– Жри!

Младенец зачмокал. Гринь смотрел на него, и чем больше смотрел – тем плотнее становилась темень, тем тяжелее была решимость.

Вот вроде и на мать похож. И на самого Гриня похож, а раскроет глазки – чорт глядит с махонького личика, исчезник проклятый, мать погубивший, Гриня погубивший, людской род ненавидящий!

– Соси-соси… слюни-то не пускай! Жри, братишка, жри, отродье, дома, поди, не стесняйся…

Бормоча под нос, Гринь приладил к корзине две ременные ручки. Укутал сверху материным теплым платком – да так и взвалил на спину, привычно, словно торбу с пожитками.

Младенец чмокал под платком, будто все равно ему. Гринь оставил хату отпертой – все равно никто не придет.

Ночь стояла темная. Небо затянуло тучами, ни звездочки, ни огонька; собаки перебрехивались лениво – мало ли, пьяница засиделся в шинке и идет домой за полночь… А мороз такой, что и заснуть в сугробе ничего не стоит, а уж поутру станут будить – не добудятся…

Чем дальше Гринь шел, тем легче становилось шагать. И на душе легче, и ноша казалась почти невесомой, и снег – неглубоким, утоптанным.

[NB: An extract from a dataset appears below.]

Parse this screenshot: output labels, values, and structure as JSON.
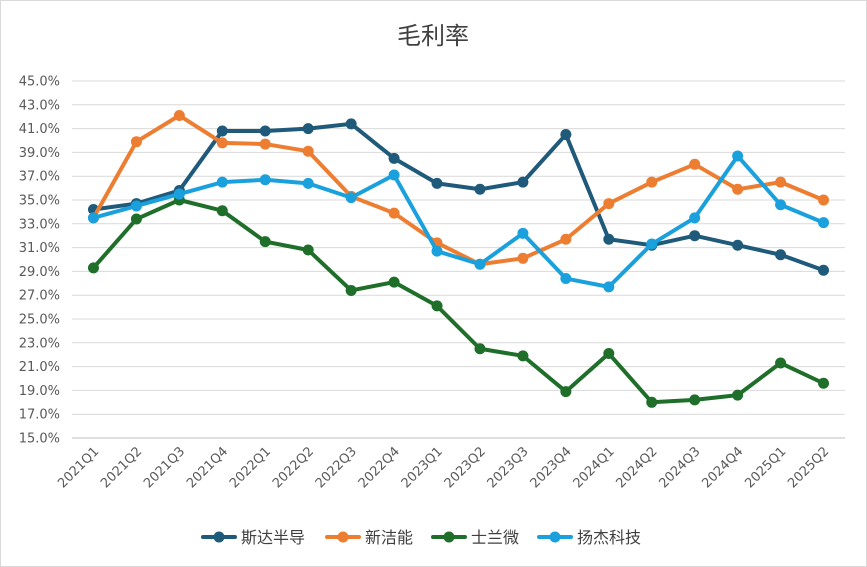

Когда вышел на берег, темнота показалась совсем непроглядной. Только старая, еще детская, память помогла найти мост и ту тропинку, что ведет от моста вниз, ту самую, по которой ходит мельничиха Лышка.

Только однажды Гринь оступился и упал, но снег был мягкий, а младенец в корзине только захныкал недовольно – и сразу же замолчал. Ступив на лед, Гринь пошел осторожнее – недалеко и в полынью ухнуть.

Полынья была как черное окно. Гринь услышал, как тихонько хлюпает подо льдом вода – дожидается лета.

Снял корзину с плеча. Отер лоб, хотя пота не было и в помине, наоборот, брови заиндевели. Посмотрел на небо – черно, только в редких просветах еле-еле проглядывает лунный свет.

Младенец завозился в корзине – будто почувствовал неладное. Или мороз этой ночи проник наконец под теплый платок – единственное, что осталось ублюдку от матери. Будто мать укрыла собой корзинку, не давая чаду замерзнуть…

Гринь вспомнил, что ни камня не взял с собой, ни веревки. И тут же подумал, что в полынье и камня не надо – кинуть под лед, вниз по течению – и вся недолга.

А завтра, купив новый кожух, пояс и шапку, прийти к Оксане. Швырнуть на стол мешочек с золотом, швырнуть новехонькую шапку к ногам родителей: отдайте! И пусть попробуют не отдать!

Гринь скинул платок с корзины. Запустил руки во влажное тряпье, крепко взял братца поперек тела, вытащил из люльки, понес к полынье.

Младенец не пищал. А Гринь боялся его писка – начнет верещать, как человеческое дитя, растревожит, собьет с толку…

Младенец молчал. Не чмокал, не кряхтел, не хныкал, и в темноте Гринь не видел ни лица его, ни глаз бесовских, ни ручек, четырехпалой и шестипалой…

Налетел ветер.

* * *

– Ну уймись! Уймись… уймись…

Мать, оказывается, заранее заготовила любистка, и ромашки, и мяты, и всех трав, в которых купала когда-то Гриня.

– Уймись…

Гринь вытер орущего ребенка, спеленал в чистое. Уложил поперек сундука – младенец затих сразу, как будто его задушили, Гринь даже подошел посмотреть, не случилось ли чего – но нет, младенец просто спал и посапывал во сне.

Гринь сел на лавку, за неприбранный поминальный стол и уронил голову на руки. Закричали петухи, завопил в сарае старый горлач. Замычала недоеная корова; только тогда Гринь встал, бездумно, как сонный, пошел в хлев, выдоил Лыску, долго и непонимающе смотрел на подойник с парным молоком…

Скрипнула за спиной дверь. Гринь обернулся – никого. Виляет хвостом Бровко, а уж он не молчал бы, окажись во дворе чужой.

– Забрал бы сына, – сказал Гринь хрипло.